The joys of fatherhood are somewhat tempered when you first find out about it when the kid's headed off to her senior prom and the mother is asking you to shell out seventeen years of back child support.  Laches is one of those defenses that you may remember from law school and have never seen since, but it could come in handy in these situations, as demonstrated by the divergent results from a couple of 9th District decisions in the past few weeks. 

First up was Barker v. Jarrell, where the mother became pregnant in 1987.  The father offered to marry her, but she declined, and the two (soon to become three) had no further contact until the mother filed a paternity suit in 2005, seeking back child support.

The father's defense of laches ran into problems.  First was the Supreme Court decision back in 1988 in Wright v. Oliver, holding that laches was available in that situation, but only if the father could show "material prejudice"; more problematically, lack of witnesses and the unfairness of suddenly incurring a multi-year retroactive obligation didn't make the cut in showing that prejudice.  Moreover, while a number of courts had held that the father's inability to form a relationship with his child might constitute such prejudice, the 9th District had previously rejected that argument.

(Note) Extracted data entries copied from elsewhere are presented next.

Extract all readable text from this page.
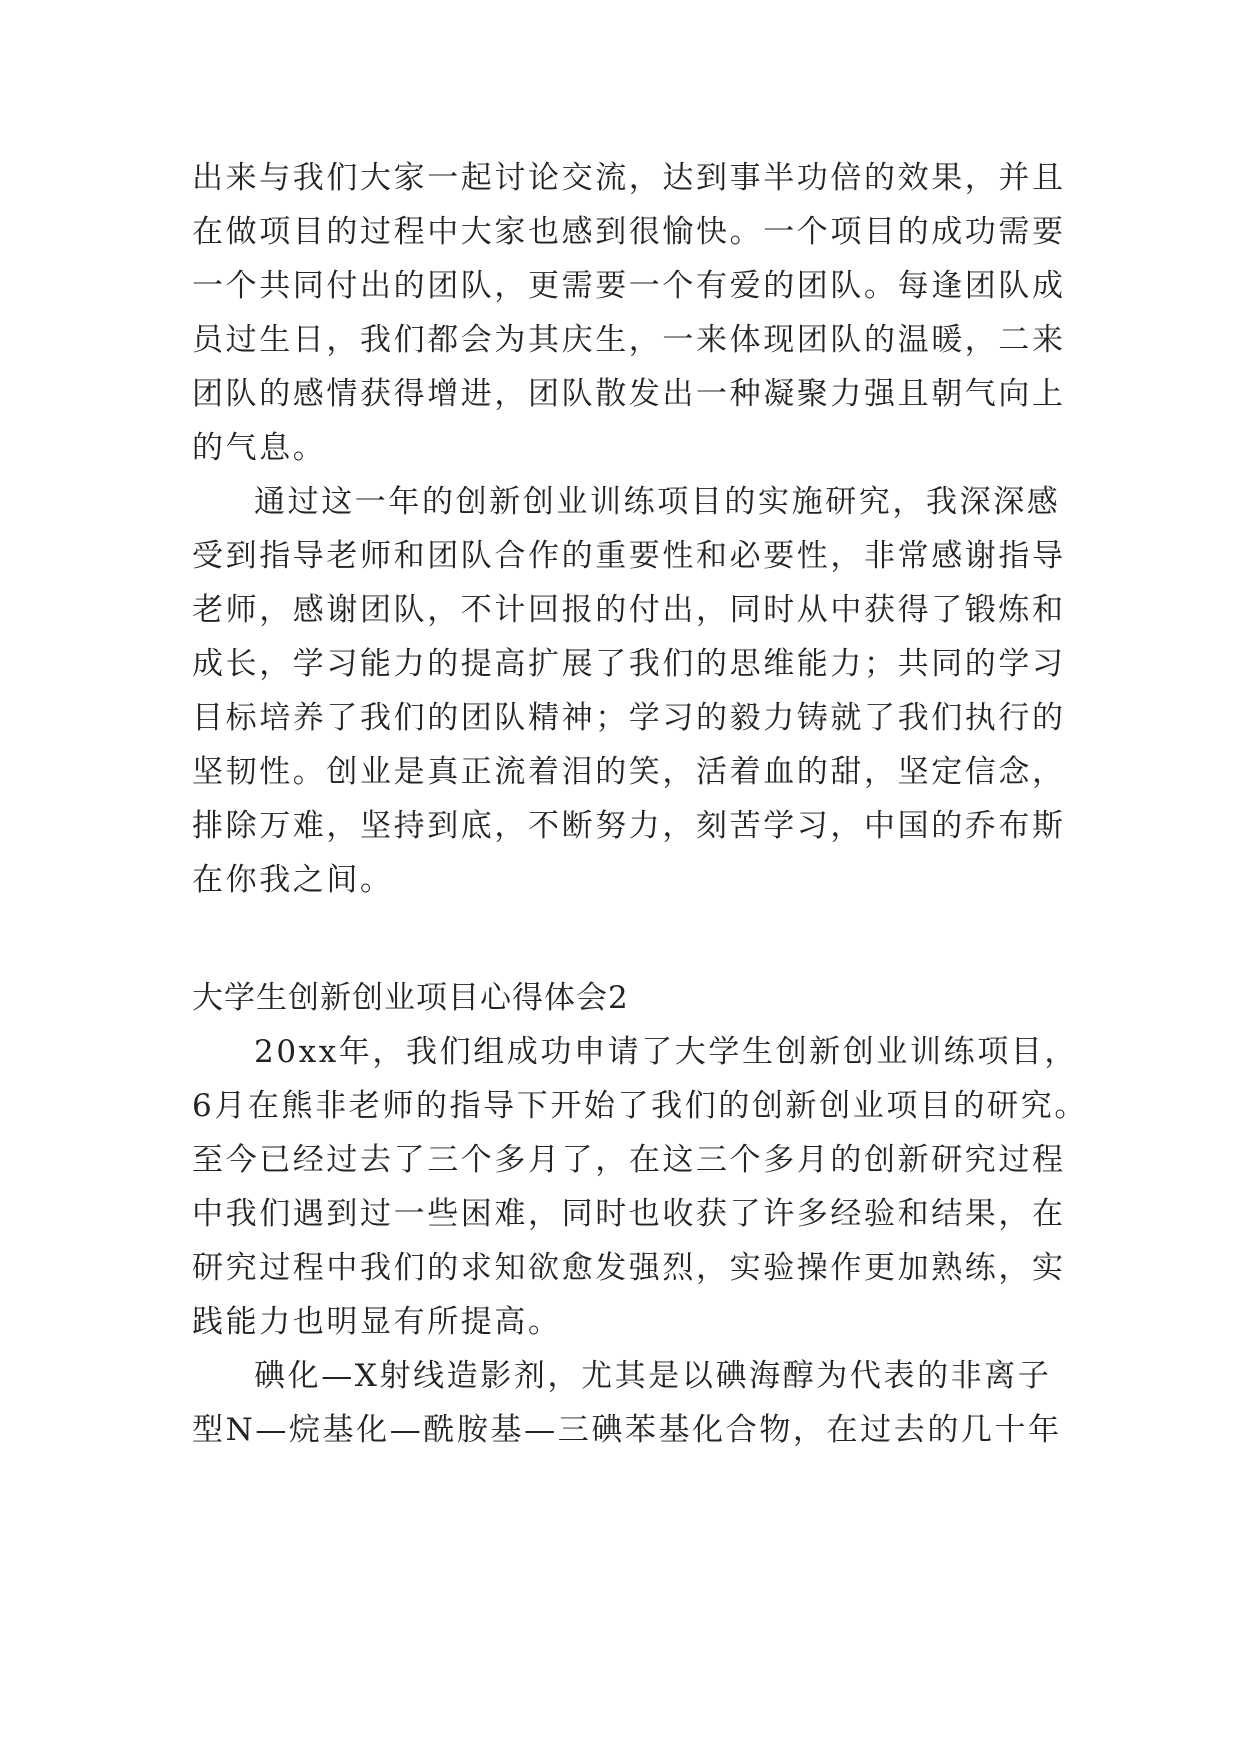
出来与我们大家一起讨论交流，达到事半功倍的效果，并且
在做项目的过程中大家也感到很愉快。一个项目的成功需要
一个共同付出的团队，更需要一个有爱的团队。每逢团队成
员过生日，我们都会为其庆生，一来体现团队的温暖，二来
团队的感情获得增进，团队散发出一种凝聚力强且朝气向上
的气息。
通过这一年的创新创业训练项目的实施研究，我深深感
受到指导老师和团队合作的重要性和必要性，非常感谢指导
老师，感谢团队，不计回报的付出，同时从中获得了锻炼和
成长，学习能力的提高扩展了我们的思维能力；共同的学习
目标培养了我们的团队精神；学习的毅力铸就了我们执行的
坚韧性。创业是真正流着泪的笑，活着血的甜，坚定信念，
排除万难，坚持到底，不断努力，刻苦学习，中国的乔布斯
在你我之间。
大学生创新创业项目心得体会2
20xx年，我们组成功申请了大学生创新创业训练项目，
6月在熊非老师的指导下开始了我们的创新创业项目的研究。
至今已经过去了三个多月了，在这三个多月的创新研究过程
中我们遇到过一些困难，同时也收获了许多经验和结果，在
研究过程中我们的求知欲愈发强烈，实验操作更加熟练，实
践能力也明显有所提高。
碘化—X射线造影剂，尤其是以碘海醇为代表的非离子
型N—烷基化—酰胺基—三碘苯基化合物，在过去的几十年
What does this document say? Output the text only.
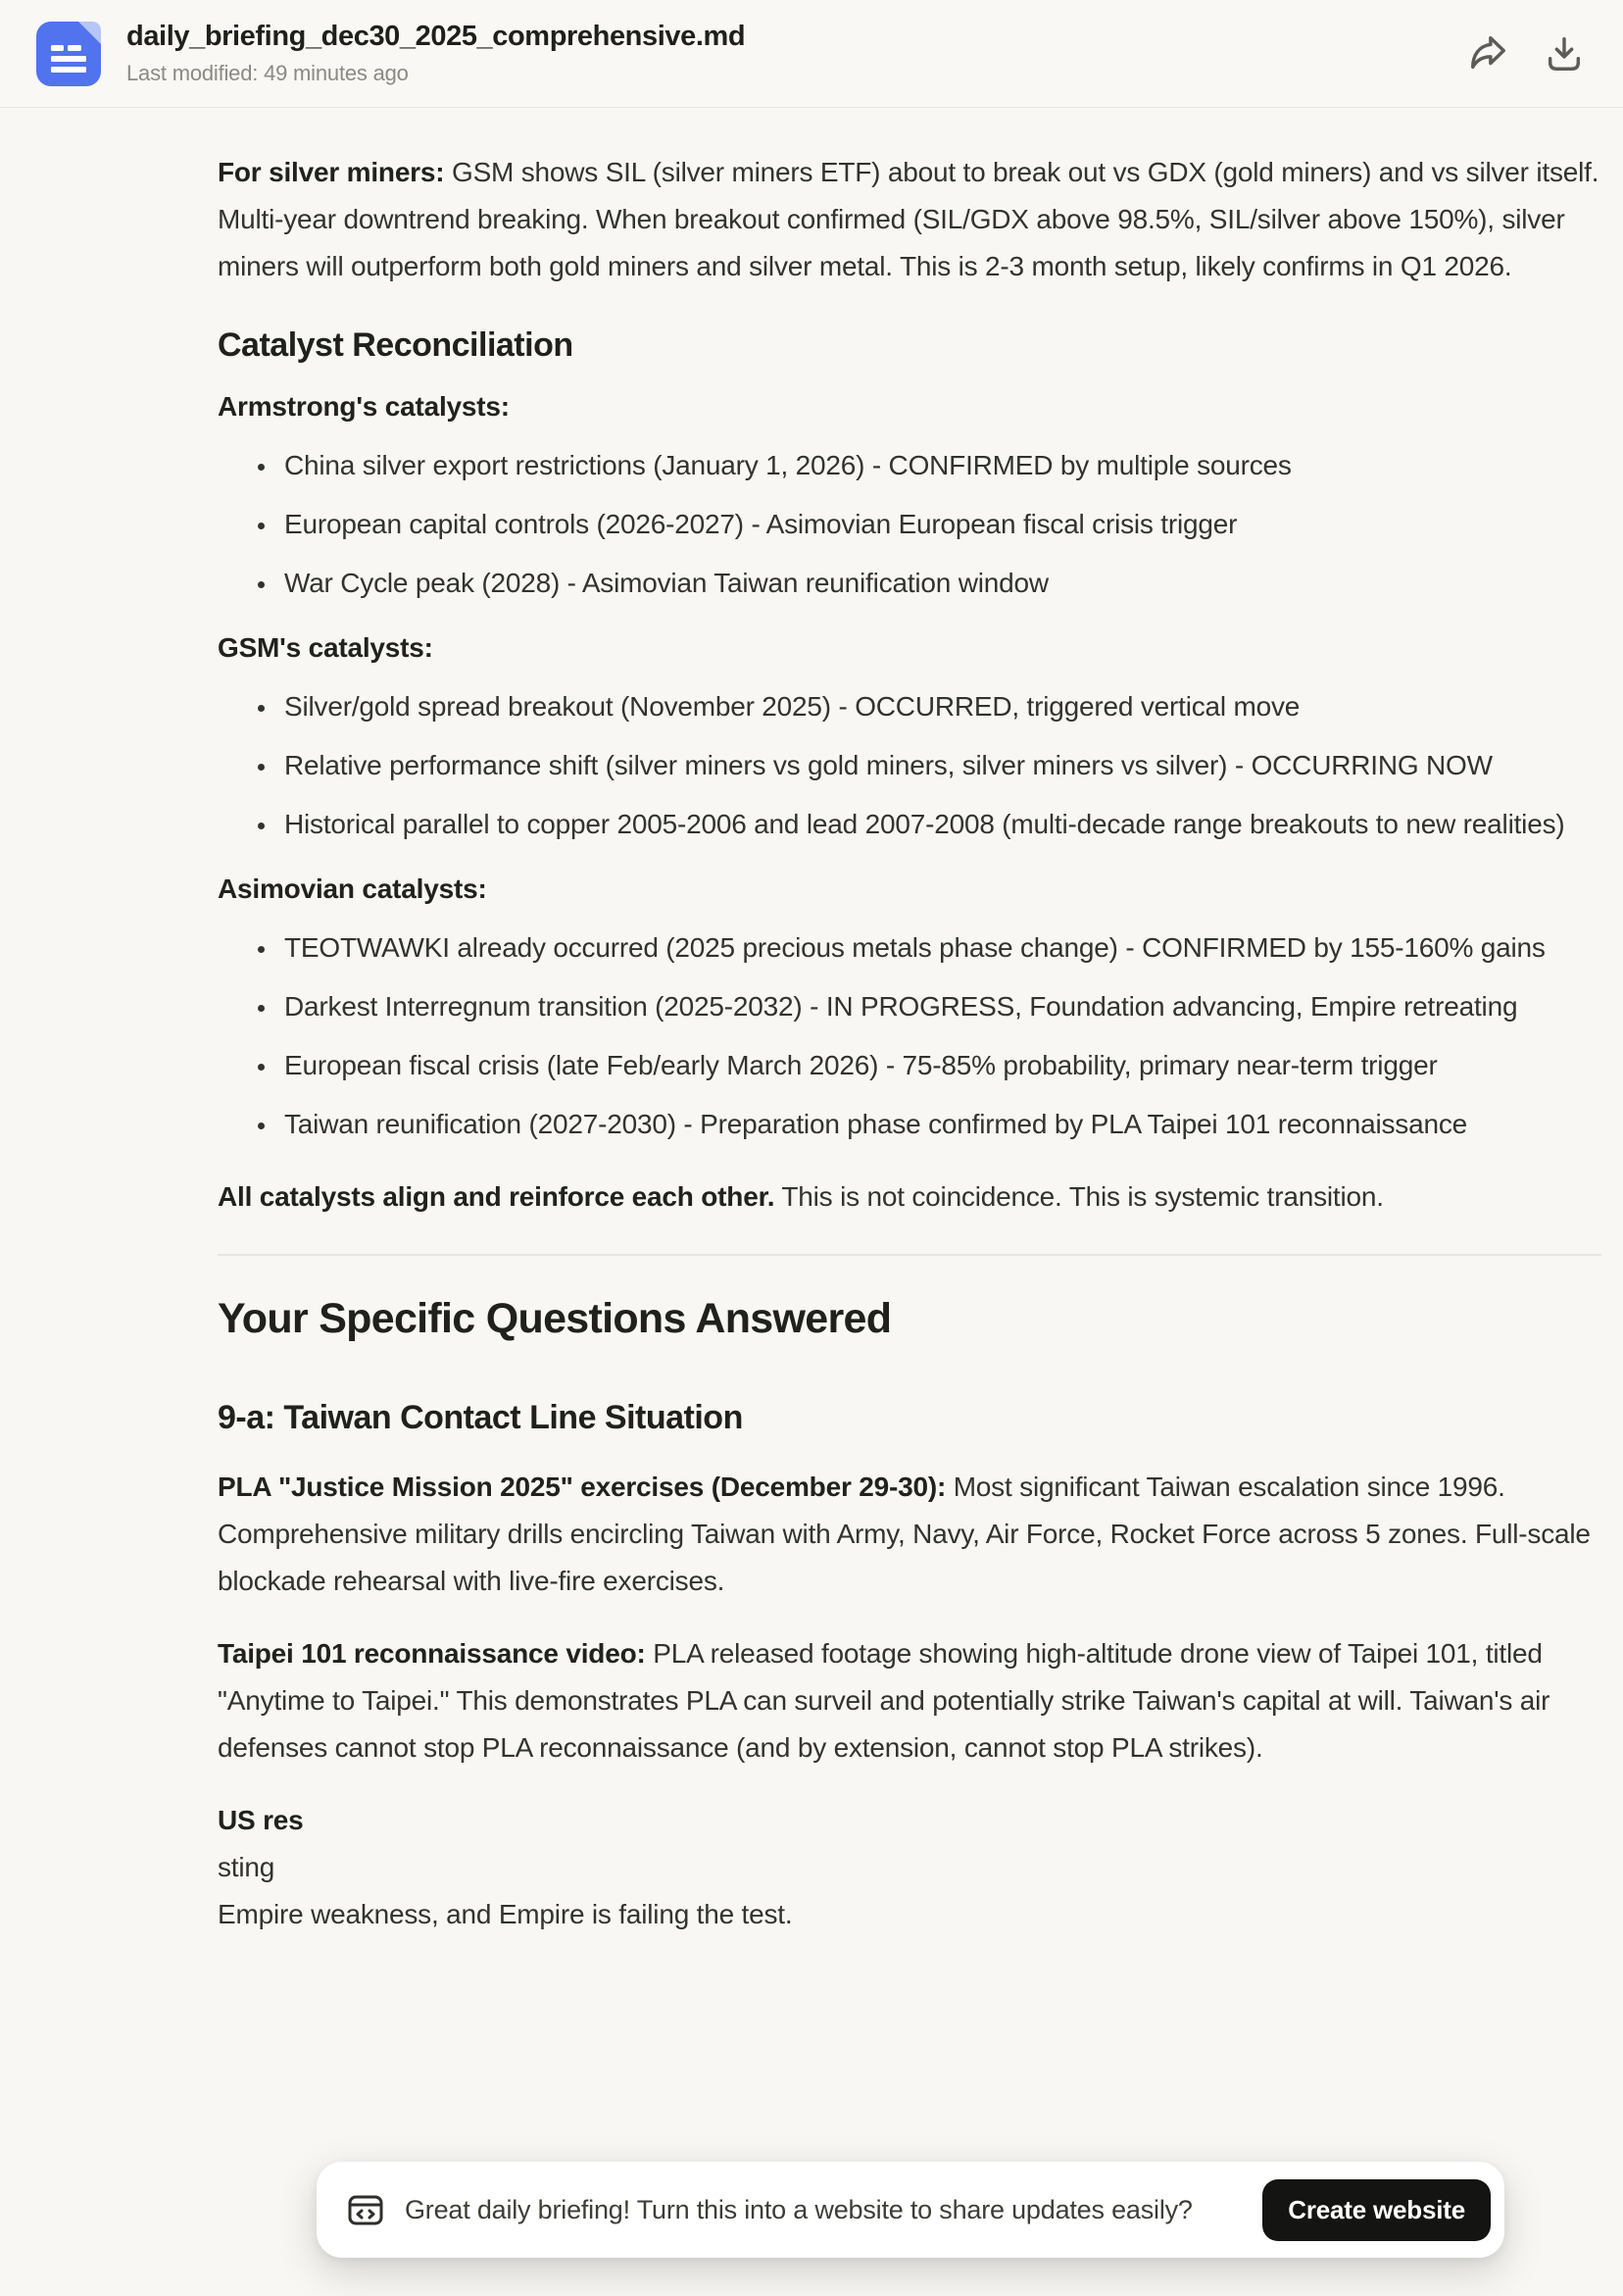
daily_briefing_dec30_2025_comprehensive.md
Last modified: 49 minutes ago

For silver miners: GSM shows SIL (silver miners ETF) about to break out vs GDX (gold miners) and vs silver itself. Multi-year downtrend breaking. When breakout confirmed (SIL/GDX above 98.5%, SIL/silver above 150%), silver miners will outperform both gold miners and silver metal. This is 2-3 month setup, likely confirms in Q1 2026.

Catalyst Reconciliation
Armstrong's catalysts:
• China silver export restrictions (January 1, 2026) - CONFIRMED by multiple sources
• European capital controls (2026-2027) - Asimovian European fiscal crisis trigger
• War Cycle peak (2028) - Asimovian Taiwan reunification window
GSM's catalysts:
• Silver/gold spread breakout (November 2025) - OCCURRED, triggered vertical move
• Relative performance shift (silver miners vs gold miners, silver miners vs silver) - OCCURRING NOW
• Historical parallel to copper 2005-2006 and lead 2007-2008 (multi-decade range breakouts to new realities)
Asimovian catalysts:
• TEOTWAWKI already occurred (2025 precious metals phase change) - CONFIRMED by 155-160% gains
• Darkest Interregnum transition (2025-2032) - IN PROGRESS, Foundation advancing, Empire retreating
• European fiscal crisis (late Feb/early March 2026) - 75-85% probability, primary near-term trigger
• Taiwan reunification (2027-2030) - Preparation phase confirmed by PLA Taipei 101 reconnaissance

All catalysts align and reinforce each other. This is not coincidence. This is systemic transition.

Your Specific Questions Answered
9-a: Taiwan Contact Line Situation

PLA "Justice Mission 2025" exercises (December 29-30): Most significant Taiwan escalation since 1996. Comprehensive military drills encircling Taiwan with Army, Navy, Air Force, Rocket Force across 5 zones. Full-scale blockade rehearsal with live-fire exercises.

Taipei 101 reconnaissance video: PLA released footage showing high-altitude drone view of Taipei 101, titled "Anytime to Taipei." This demonstrates PLA can surveil and potentially strike Taiwan's capital at will. Taiwan's air defenses cannot stop PLA reconnaissance (and by extension, cannot stop PLA strikes).

US res
sting
Empire weakness, and Empire is failing the test.

Great daily briefing! Turn this into a website to share updates easily?	Create website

Not this time, though; the trial court had accepted the defense of laches, and the 9th District affirmed that by a 2-1 vote.  The appellate court noted that the father had wanted a relationship with the child, offering to provide financial support when his marriage offer was rejected.  The mother declined that, too, insisting he have no contact with the child because her own parents had threatened to cut her off if she did.  In fact, the mother had married someone else, and raised the child to believe that the husband was the father, waiting until she'd released custody of the child to the maternal grandmother and the child was almost emancipated before filing for child support.  This was too much for the court, which quoted a 4th District opinion in a case with similar facts:

The non-custodial parent is more than a mere money machine. Each parent can contribute to the well-being of a child, regardless of which one has custody. The prejudice to the custodial parent who receives no support is obvious. The prejudice to the non-custodial parent who is denied any input to the child's rearing is just as obvious.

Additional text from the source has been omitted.